Por Ernesto Amezquita Camacho
Considerando que ha sido deplorablemente inhumano, sobre todo en los últimos años, el tratamiento de la población migrante en el exterior, olvidándose que todos somos de alguna manera migrantes, reconforta el decreto del gobierno de España, dado a conocer ésta semana por el ministerio de inclusión, seguridad social y migraciones de ese país, y que según dicho texto, respaldado en el congreso español con 310 votos a favor y 33 en contra, se convierte en la vía reglamentaria más rápida, eficaz, y garantista, para dar una respuesta inmediata, ordenada y plenamente conforme al marco legal, español y europeo, sobre la regularización de de miles de nuestros compatriotas, y «reconoce y dignifica a quienes viven ya entre nosotros», según se afirma en el decreto que regulariza a todos los que se encuentren residiendo, ilegalmente, pese a que ningún ser humano es ilegal en el mundo, ya por el solo hecho de nacer, tiene una personalidad jurídica, así sea indocumentado, según las exigencias de cada país.
Se pretende legitimar la permanencia en España de residentes sin papeles, y por tanto facilitar las posibilidades de un trabajo digno y productivo, a cientos de miles ciudadanos, que han vivido ilegalmente en el país ibérico.
Reconoce el gobierno español, los altos índices productivos que ha generado la migración en España, donde desde la última reforma laboral, se recinoce hay más de ochocientos mil afiliados extranjeros, y el 75% de las personas afiliadas a la seguridad social, son de origen extranjero.

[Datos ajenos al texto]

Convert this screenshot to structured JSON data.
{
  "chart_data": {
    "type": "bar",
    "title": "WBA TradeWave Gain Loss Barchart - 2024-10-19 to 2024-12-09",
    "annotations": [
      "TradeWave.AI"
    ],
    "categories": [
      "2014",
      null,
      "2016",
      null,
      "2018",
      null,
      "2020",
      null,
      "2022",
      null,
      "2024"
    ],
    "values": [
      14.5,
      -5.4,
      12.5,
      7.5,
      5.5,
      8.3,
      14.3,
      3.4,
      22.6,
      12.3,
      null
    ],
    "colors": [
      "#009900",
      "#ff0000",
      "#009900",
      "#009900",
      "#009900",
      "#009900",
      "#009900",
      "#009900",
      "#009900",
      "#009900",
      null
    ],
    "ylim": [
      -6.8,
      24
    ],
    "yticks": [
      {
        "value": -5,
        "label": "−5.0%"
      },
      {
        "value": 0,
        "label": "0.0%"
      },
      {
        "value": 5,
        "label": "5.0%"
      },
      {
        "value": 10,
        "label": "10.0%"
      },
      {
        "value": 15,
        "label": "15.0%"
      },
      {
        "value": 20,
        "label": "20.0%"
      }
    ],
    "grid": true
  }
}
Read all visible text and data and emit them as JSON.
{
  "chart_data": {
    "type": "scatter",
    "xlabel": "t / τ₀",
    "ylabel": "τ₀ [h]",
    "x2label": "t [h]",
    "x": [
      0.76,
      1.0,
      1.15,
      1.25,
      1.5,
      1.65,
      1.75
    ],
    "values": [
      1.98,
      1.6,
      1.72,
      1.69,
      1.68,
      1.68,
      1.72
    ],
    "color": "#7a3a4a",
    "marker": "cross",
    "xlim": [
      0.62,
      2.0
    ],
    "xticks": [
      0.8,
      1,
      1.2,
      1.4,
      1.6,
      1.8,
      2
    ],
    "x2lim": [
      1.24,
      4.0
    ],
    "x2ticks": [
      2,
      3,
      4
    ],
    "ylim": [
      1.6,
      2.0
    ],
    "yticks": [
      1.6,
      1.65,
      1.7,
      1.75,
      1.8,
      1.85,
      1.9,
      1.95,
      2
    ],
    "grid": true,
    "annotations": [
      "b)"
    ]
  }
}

Por ser notoria allí la presencia de Colombianos, y una alta población del eje cafetero, Antioquia y la costa colombiana, es de trascendental importancia tal determinación, máxime cuando no solo permite regularizar la existencia de éste grupo humano productivo y con alto nivel de calificación, voluntad de trabajo, y contribución al desarrollo de la economía de España, sino además, porque al regularizárles su situación, se está combatiendo la trata de personas, y las mafias internacionales que se apoderan de sus pasaportes, y los esclavizan por su condición de irregulares.
Desde hace más de veinte años no se hacían éstos procesos reguladores, y los más cercanos se habían efectuado en Italia y Portugal.
En Suramérica, el más significativo proceso similar, y el cual tuve oportunidad de ayudar a coordinar e implementar, fue el iniciado como «misión identidad en Venezuela» desde el año 2003-2004, respaldado en los decretos 2823 y 3041 del 2004, que culminaron naturalizando y regularizando gratuitamente, a más de un millón doscientas cincuenta mil personas, no solo colombianas, sino también de muchos otros países, atraídos tanto por las fantasías del oro negro, así como por los albores de la revolución bolivariana, y sus propuestas iniciales de reivindicación económica, política y social.
Contribuyamos informándole a nuestros compatriotas éstas medidas del actual gobierno español, para acceder a las cuales, se requiere haber vivido mínimo cinco meses antes del 31 de diciembre pasado en España, no tener antecedentes penales, y presentar la solicitud de regularización migratoria antes del 30 de junio del presente año, lo cual beneficiará a una alta franja de nuestros compatriotas residentes en ése país, quienes contribuyen con sus remesas, al sostenimiento de sus familias en Colombia.
Encontré en Argentina, un viejo poema-homenaje a los migrantes que dice, “ y llegué hasta aquí, trayendo en mis maletas, las miradas de mis padres, un beso tierno de mis abuelos, y una foto para recordarles». Ernesto Amezquita Camacho.